Meirelles afirmou que as medidas adotadas nesse sentido, que devem ser concretas e com grande chances de aprovação no Congresso, não farão com que a dívida passe a cair imediatamente. Mas contribuirão para elevar a confiança de empresas e consumidores em relação à reversão futura desse processo de aumento.

“O problema não é o prazo de efeito das medidas. É o prazo de implementação e aprovação. Por outro lado, é importante que sejam medidas consistentes, que sejam tomadas e não revertidas”, disse.
“A consequência é que as pessoas voltam a comprar, a consumir, a tomar crédito. Esse pode ser um processo relativamente rápido.”

MUDANÇA DE ITINERÁRIO
Meirelles afirmou mais de uma vez que o governo terá de adotar medidas “duras” e disse estar confiante na capacidade de ter o apoio do Congresso e da população para fazer o que julgar necessário para conter a queda do emprego e da renda.
“O Congresso reflete a sociedade, e a sociedade está amadurecida para medidas de ajuste importantes. O que não é possível é continuar como está”, afirmou. “O país está aguardando uma mudança no itinerário da economia. Existe uma demanda da sociedade para uma reversão na trajetória da economia, do emprego e da renda.”
Em vários momentos, o novo ministro indicou ter dúvidas sobre a veracidade dos dados econômicos apresentados pelo governo Dilma Rousseff, inclusive sobre os números de empresas estatais.
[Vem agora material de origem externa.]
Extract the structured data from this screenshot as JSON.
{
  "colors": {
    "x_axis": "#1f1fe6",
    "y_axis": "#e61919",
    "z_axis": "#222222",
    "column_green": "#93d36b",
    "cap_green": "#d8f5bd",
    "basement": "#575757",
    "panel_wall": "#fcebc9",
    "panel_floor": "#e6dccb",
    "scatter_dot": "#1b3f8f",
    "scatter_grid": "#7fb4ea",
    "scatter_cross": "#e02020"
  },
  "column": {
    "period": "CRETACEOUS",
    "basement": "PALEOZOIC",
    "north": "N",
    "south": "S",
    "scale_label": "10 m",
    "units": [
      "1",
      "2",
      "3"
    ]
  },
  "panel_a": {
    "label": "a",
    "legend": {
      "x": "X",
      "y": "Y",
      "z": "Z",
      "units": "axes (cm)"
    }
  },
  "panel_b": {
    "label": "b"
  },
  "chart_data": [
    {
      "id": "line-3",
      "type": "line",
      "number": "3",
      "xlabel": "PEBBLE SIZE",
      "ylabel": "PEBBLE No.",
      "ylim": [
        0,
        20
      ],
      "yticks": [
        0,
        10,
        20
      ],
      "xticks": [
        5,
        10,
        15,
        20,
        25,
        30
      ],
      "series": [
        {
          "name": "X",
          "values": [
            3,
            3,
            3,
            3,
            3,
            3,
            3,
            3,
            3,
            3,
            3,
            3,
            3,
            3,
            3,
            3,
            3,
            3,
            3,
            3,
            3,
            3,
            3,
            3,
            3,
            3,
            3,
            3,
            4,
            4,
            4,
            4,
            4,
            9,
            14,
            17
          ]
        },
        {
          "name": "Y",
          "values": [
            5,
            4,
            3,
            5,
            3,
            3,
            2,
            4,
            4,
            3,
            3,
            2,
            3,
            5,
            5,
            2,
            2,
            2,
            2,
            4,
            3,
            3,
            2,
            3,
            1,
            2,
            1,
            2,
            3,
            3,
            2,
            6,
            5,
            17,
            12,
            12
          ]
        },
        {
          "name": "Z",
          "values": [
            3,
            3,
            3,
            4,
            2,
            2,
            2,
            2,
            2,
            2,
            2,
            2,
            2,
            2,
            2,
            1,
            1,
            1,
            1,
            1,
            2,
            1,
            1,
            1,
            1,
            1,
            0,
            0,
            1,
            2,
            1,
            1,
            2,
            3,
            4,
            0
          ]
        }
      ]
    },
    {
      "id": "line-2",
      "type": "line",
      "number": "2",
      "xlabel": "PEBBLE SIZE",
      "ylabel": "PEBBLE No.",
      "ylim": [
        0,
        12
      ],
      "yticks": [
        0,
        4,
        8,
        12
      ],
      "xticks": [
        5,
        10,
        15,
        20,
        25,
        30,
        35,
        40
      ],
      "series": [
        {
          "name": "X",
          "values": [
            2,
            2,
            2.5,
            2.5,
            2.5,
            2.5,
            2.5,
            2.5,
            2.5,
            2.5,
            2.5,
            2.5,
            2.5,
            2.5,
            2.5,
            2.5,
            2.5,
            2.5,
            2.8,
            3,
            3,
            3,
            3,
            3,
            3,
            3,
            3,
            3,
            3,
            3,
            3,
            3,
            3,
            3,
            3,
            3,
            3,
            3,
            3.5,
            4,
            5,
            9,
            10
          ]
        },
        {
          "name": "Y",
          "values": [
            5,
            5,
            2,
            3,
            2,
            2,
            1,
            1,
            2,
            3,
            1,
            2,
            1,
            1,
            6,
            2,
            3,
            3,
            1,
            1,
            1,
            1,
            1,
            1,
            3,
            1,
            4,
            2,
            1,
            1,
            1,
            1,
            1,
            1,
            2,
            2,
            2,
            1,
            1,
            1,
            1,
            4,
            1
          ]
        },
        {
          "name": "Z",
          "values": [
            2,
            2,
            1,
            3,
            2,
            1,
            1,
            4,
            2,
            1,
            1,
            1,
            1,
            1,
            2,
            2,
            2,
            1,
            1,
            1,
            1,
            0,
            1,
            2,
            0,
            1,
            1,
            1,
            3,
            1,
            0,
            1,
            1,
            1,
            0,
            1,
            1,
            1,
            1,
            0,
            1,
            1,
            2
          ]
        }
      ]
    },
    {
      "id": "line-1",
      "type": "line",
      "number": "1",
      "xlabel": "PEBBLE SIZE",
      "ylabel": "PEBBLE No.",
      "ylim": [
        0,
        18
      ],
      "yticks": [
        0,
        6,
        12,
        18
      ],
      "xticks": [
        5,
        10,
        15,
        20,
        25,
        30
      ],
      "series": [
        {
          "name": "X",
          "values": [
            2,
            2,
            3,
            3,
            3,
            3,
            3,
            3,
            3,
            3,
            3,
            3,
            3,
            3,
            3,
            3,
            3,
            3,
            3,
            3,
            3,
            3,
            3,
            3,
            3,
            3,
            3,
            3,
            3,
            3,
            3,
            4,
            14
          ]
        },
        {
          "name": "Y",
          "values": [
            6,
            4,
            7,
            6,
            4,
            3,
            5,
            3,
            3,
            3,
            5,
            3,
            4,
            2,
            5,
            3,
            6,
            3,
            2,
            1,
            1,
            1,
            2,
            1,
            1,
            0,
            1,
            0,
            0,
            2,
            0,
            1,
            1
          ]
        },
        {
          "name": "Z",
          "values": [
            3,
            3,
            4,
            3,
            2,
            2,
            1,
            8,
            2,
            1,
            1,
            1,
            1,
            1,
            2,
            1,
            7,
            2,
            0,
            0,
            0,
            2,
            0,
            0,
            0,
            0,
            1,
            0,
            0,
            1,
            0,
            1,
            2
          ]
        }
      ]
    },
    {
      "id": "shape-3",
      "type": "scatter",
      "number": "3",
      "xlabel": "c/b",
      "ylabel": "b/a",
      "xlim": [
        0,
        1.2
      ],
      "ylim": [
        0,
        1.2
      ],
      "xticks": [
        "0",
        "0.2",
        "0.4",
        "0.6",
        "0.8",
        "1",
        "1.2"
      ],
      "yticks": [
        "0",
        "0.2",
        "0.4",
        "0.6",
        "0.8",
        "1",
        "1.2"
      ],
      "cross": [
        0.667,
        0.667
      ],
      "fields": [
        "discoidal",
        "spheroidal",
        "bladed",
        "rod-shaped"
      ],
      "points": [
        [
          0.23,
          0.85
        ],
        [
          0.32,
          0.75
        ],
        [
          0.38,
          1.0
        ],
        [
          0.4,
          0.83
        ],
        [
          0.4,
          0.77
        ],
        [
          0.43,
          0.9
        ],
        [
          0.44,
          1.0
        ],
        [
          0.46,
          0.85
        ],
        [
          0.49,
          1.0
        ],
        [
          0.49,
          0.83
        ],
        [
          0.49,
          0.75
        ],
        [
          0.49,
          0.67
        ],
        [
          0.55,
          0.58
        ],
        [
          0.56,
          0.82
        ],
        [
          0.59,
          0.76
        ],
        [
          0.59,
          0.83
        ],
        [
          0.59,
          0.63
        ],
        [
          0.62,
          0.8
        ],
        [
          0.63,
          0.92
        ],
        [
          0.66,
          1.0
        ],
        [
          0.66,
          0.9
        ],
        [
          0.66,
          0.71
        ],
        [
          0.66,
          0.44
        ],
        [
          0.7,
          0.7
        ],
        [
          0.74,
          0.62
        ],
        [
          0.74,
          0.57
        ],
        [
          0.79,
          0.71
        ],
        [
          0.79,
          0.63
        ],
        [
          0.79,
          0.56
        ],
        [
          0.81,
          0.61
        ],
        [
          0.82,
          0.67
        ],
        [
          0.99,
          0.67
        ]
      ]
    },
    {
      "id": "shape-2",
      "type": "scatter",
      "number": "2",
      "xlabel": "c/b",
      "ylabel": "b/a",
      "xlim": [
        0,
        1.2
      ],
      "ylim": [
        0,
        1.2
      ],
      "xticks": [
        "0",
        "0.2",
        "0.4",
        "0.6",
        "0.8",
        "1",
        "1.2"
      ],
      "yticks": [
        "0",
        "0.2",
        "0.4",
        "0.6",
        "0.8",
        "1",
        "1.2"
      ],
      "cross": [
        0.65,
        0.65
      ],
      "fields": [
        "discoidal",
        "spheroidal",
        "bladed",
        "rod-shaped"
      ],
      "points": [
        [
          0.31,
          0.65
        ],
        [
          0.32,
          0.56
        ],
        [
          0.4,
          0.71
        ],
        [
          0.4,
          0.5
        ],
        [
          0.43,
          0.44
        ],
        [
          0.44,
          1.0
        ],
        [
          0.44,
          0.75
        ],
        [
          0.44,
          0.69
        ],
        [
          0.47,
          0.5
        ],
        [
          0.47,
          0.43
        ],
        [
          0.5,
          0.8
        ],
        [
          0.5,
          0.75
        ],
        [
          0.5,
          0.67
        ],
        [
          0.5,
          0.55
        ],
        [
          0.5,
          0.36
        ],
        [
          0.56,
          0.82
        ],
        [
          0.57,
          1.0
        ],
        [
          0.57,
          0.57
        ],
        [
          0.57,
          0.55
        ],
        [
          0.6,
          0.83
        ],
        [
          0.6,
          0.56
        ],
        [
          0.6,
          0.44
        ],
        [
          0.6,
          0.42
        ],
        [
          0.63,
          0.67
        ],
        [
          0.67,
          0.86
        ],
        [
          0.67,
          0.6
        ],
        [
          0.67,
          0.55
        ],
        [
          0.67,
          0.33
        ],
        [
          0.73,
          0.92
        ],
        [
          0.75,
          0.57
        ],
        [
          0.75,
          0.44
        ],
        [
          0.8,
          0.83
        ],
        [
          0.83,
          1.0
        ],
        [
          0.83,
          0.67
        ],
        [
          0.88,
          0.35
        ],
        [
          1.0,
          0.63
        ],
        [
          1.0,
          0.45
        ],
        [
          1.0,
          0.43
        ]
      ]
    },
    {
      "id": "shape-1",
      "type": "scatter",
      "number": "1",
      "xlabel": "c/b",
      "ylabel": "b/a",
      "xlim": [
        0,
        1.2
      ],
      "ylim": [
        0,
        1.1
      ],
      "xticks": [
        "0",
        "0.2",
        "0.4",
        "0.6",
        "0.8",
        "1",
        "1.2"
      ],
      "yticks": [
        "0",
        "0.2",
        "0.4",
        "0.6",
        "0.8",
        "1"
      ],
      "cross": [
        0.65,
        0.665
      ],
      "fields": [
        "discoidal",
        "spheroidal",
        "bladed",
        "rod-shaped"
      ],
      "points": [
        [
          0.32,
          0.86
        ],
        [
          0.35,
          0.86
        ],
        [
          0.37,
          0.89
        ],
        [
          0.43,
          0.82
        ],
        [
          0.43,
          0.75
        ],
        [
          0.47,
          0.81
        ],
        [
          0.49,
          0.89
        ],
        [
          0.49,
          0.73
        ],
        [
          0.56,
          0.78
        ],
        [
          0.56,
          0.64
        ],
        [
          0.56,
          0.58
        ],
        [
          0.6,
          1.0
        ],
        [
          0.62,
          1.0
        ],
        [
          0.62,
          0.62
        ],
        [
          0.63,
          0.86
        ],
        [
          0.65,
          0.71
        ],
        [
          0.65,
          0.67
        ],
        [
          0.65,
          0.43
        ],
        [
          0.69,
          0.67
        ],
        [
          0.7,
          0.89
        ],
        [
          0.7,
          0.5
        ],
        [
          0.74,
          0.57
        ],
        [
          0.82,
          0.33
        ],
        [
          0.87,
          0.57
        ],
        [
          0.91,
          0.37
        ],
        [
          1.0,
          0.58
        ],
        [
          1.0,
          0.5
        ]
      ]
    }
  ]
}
Chegou a falar até em auditar se for necessário.
“Sou o primeiro a querer saber quanto tempo levaremos para saber qual o real tamanho do problema”, afirmou.

Ao falar sobre especificamente sobre as estatais, disse que não é conveniente que se aceite o primeiro número que aparece em avaliações sobre a situação financeiras dessas companhias. “Sei que é preciso analisar no detalhe para ter acesso a números realistas.”

TETO PARA DESPESAS
Meirelles já indicou uma mudança importante na gestão fiscal em relação aos governos passados. Segundo ele, o governo deve praticar o nominalismo -quando os cálculos ignoram a inflação- nas políticas públicas a fim de desindexar a economia.
Isso é uma guinada brusca em relação às políticas de governo petistas, que buscavam fornecer crescimento real (acima da inflação), principalmente aos salários.
“O nominalismo é evitar um processo de indexação generalizada, de maneira que o gasto público, mesmo com efeitos da inflação, não fiquem acentuados e não complique a fixação de tetos e limites”, diz o ministro.

Serão pensados tetos para o nível de despesas, tanto do governo federal, quanto dos Estados. “Os detalhes de tudo isso estão sendo discutidos. Os tetos serão relacionados a produtos e a um nível nominal de despesas e preços.”
Os tetos estaduais devem integrar as medidas que serão negociados com as unidades federativas para resolver a situação fiscal dos estados. “Será um acordo que não comprometa o governo federal. Esse acordo vai passar por uma disciplina fiscal rigorosa do estados, mas não entramos ainda em detalhes”, diz Meirelles.